The free public series, “When Law and Religion Meet,” provides a forum for religious leaders to discuss difficult legal, moral and ethical issues facing their religious communities.

Gregory leads the series by delivering the CSLR’s annual Decalogue Lecture Oct. 7 at 7:30 p.m. in the law school’s Tull Auditorium. He will address the Catholic Church’s hard stance on capital punishment and other dignity of life issues in a lecture titled “The Catholic Church and the Death Penalty.” He will also take questions about any topic from the audience. The Aquinas Center of Theology at Emory is co-sponsoring the lecture.

Robinson delivers the CSLR’s annual Currie Lecture in Law and Religion March 30, 2009, at 7:30 p.m. Robinson, the first openly gay Episcopalian bishop, will address the divide in the Episcopal Church caused by his election as bishop in 2003 in a lecture titled “Why Religion Matters in the Quest for Gay Civil Rights.” Mark Jordan, Asa Griggs Candler Professor of Religion and CSLR senior fellow, will respond.

Mona Siddiqui, professor of Islamic studies and public understanding at the University of Glasgow, lectures March 18, 2009, at noon, about the stark differences between Islamic law and English law. Her lecture, titled “Islamic Law in Britain: A Minor Problem or a Problem for a Minority?” outlines her experiences as an expert witness in anti-terrorism cases. Abdullahi Ahmed An-Na`im, Charles Howard Candler Professor of Law and CSLR senior fellow, will respond.
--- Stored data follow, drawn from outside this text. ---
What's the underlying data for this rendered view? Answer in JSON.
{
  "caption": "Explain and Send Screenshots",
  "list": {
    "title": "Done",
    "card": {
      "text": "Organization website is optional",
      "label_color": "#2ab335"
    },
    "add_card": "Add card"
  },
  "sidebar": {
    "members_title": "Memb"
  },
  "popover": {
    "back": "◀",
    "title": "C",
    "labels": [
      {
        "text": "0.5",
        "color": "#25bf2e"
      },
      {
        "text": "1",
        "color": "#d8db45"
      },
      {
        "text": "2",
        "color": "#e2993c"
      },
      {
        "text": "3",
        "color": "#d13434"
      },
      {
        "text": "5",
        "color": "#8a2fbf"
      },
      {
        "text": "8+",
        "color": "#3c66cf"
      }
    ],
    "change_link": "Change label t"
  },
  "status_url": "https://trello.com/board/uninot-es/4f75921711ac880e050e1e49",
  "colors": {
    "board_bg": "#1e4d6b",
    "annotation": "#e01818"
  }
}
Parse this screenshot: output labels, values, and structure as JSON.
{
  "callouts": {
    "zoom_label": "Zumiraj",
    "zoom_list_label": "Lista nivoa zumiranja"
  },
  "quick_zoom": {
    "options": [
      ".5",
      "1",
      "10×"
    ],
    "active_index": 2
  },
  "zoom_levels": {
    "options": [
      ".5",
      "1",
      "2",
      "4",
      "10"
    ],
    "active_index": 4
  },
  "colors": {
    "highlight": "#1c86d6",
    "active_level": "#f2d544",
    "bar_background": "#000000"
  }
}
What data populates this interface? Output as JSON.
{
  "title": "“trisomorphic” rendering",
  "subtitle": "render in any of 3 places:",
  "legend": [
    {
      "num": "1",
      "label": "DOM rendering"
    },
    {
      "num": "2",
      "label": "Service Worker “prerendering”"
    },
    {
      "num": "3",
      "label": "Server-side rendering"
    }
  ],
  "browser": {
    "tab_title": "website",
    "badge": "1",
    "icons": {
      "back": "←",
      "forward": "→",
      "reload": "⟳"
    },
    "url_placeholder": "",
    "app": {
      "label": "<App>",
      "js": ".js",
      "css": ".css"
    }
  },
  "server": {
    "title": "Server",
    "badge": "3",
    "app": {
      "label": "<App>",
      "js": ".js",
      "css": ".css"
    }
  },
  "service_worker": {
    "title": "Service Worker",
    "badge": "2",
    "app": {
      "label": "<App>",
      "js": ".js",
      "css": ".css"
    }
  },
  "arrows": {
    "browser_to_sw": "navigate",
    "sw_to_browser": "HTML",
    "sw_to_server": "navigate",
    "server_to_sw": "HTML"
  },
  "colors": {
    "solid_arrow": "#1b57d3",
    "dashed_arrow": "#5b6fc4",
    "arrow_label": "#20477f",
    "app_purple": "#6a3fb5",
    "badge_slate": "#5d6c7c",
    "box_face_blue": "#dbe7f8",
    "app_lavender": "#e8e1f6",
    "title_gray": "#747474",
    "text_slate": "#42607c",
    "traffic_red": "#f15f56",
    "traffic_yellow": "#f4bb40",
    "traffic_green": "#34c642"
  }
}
“We are bringing religious leaders to our podium so we can hear directly how their communities are facing and faring under legal, moral and ethical challenges,” says John Witte Jr., Jonas Robitscher Professor of Law and CSLR director. “I believe the patterns of human laws over time will reflect something of the meaning of religious truth, and the patterns of religious truth over time will, in turn, reflect something of the measure of divine laws.”